[PORTAL-ISLAM.ID] Sikap Prabowo menemui Jokowi hari ini melahirkan dua sisi persepsi. Pujian dan cercaan. Ada yang bilang Prabowo sosok negarawan, ada juga yang menuding Prabowo melakukan pengkhianatan. Sosmed dan WAG ramai bahas beginian.
Saya tidak mau larut dalam perdebatan. Karena sepak terjang dan sejarah Prabowo cukup bisa menjadi rujukan dan jawaban.
Prabowo pernah dituding sebagai penculik dan pelanggar HAM. Padahal Prabowo hanya mengamankan sejumlah orang atas perintah atasan. Semua yang diamankan masih hidup hingga saat ini. Jenderal lain buang badan, Prabowo nekat pikul beban. Diberhentikan dari kesatuan dan hidup dengan bayang-bayang hujatan dia terima dengan penuh ketegaran.
Hingga akhirnya masyarakat mengerti kondisi sebenarnya. Prabowo bukan figur seperti yang dituduhkan. Bahkan, beberapa dari mereka yang menjadi korban pun akhirnya memilih berjuang bersama Prabowo.
Prabowo pernah dituding menyakiti perasaan para kader dan loyalis Gerindra saat mengusung Anies Baswedan. Orang yang pernah menjadi lawan terdepan seketika diberi tiket meraih kekuasaan. Tanpa mahar, yang ada dia keluar banyak uang.
Setelah Anies menang, Prabowo tidak pernah minta proyek atau jatah anggaran. Prabowo melarang Anies kampanye Pilpres agar tetap fokus memikirkan warga metropolitan. Keuntungan mendukung Anies tak dia pikirkan, yang penting masyarakat Ibu Kota terpuaskan.
Prabowo pernah dituding menyakiti perasaan umat karena tak menuruti cawapres hasil ijtima ulama. Salim Segaf dan Abdul Somad yang disarankan, tetapi Sandiaga Uno yang dia tetapkan. Prabowo dituduh tak taat ulama dan mengabaikan hasil ijtima.
Hingga akhirnya kita tahu bahwa Prabowo tak mau umat Islam terpecah belah. Sebab, cawapres berlatar belakang ulama sudah diusung oleh calon sebelah. Dia pilih anak muda yang enerjik, sukses dan religus sebagai solusi. Dengan cara itu Prabowo memuliakan agama dan ulama.
Prabowo pernah dituding mendukung sistem khilafah. Akibatnya, suara dia dan Gerindra rontok di daerah kalangan minoritas.
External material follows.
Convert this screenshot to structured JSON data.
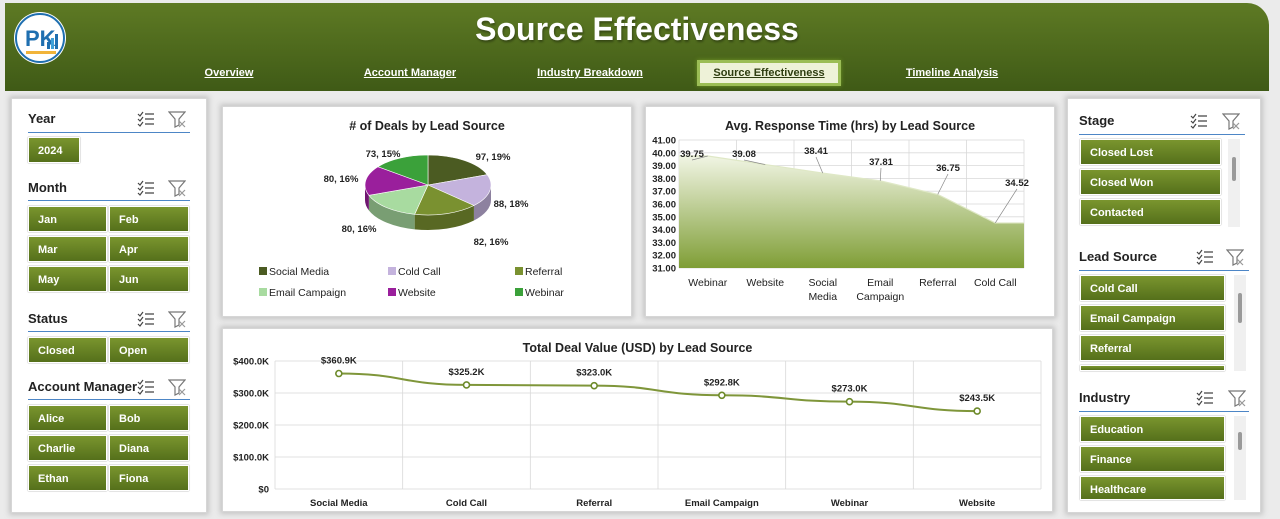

Padahal, dia lahir dari keluarga yang plural. Dia sudah bersumpah untuk setia kepada negara dan Pancasila sejak masih belia.
Prabowo pernah dituding mempolitisasi suasana duka saat menemui SBY untuk berbela sungkawa. Politisi, pengamat, media dan buzzer kompak memframing Prabowo sebagai orang yang tak beretika. Padahal Prabowo hanya berbicara apa adanya, sesuai dengan cerita yang disampaikan pihak tuan rumah.
Dan hari ini, investasi caci maki serta fitnah pun bertambah. Tudingan pengkhianat dilontarkan segelintir orang. Tanpa mereka tahu, apa maksud Prabowo melakukan semua ini.
Itulah Prabowo. Orang yang sudah sangat akrab dengan bully dan caci maki. Parahnya lagi, Prabowo tidak pernah emosi dan baper menyikapi semua ini. Demi masa depan negeri, dia tempatkan reputasi diri di zona degradasi.
Saya percaya Prabowo. Saya akan terus berjuang bersama Prabowo. Bukan karena dia orang suci, tapi karena dia orang yang bisa menempatkan persoalan negeri di atas kepentingan pribadi.
Saya juga berusaha mengerti dan memahami pihak-pihak yang melontarkan caci maki. Sah-sah saja, ini negara demokrasi. Biarlah waktu menjawab dan sejarah mencatat, apakah Prabowo seorang patriot yang mencintai negeri, atau pengkhianat seperti yang mereka tuduhkan.
Lanjutkan Jenderal. Kami tegak lurus. Kami sami’na wa atho’na.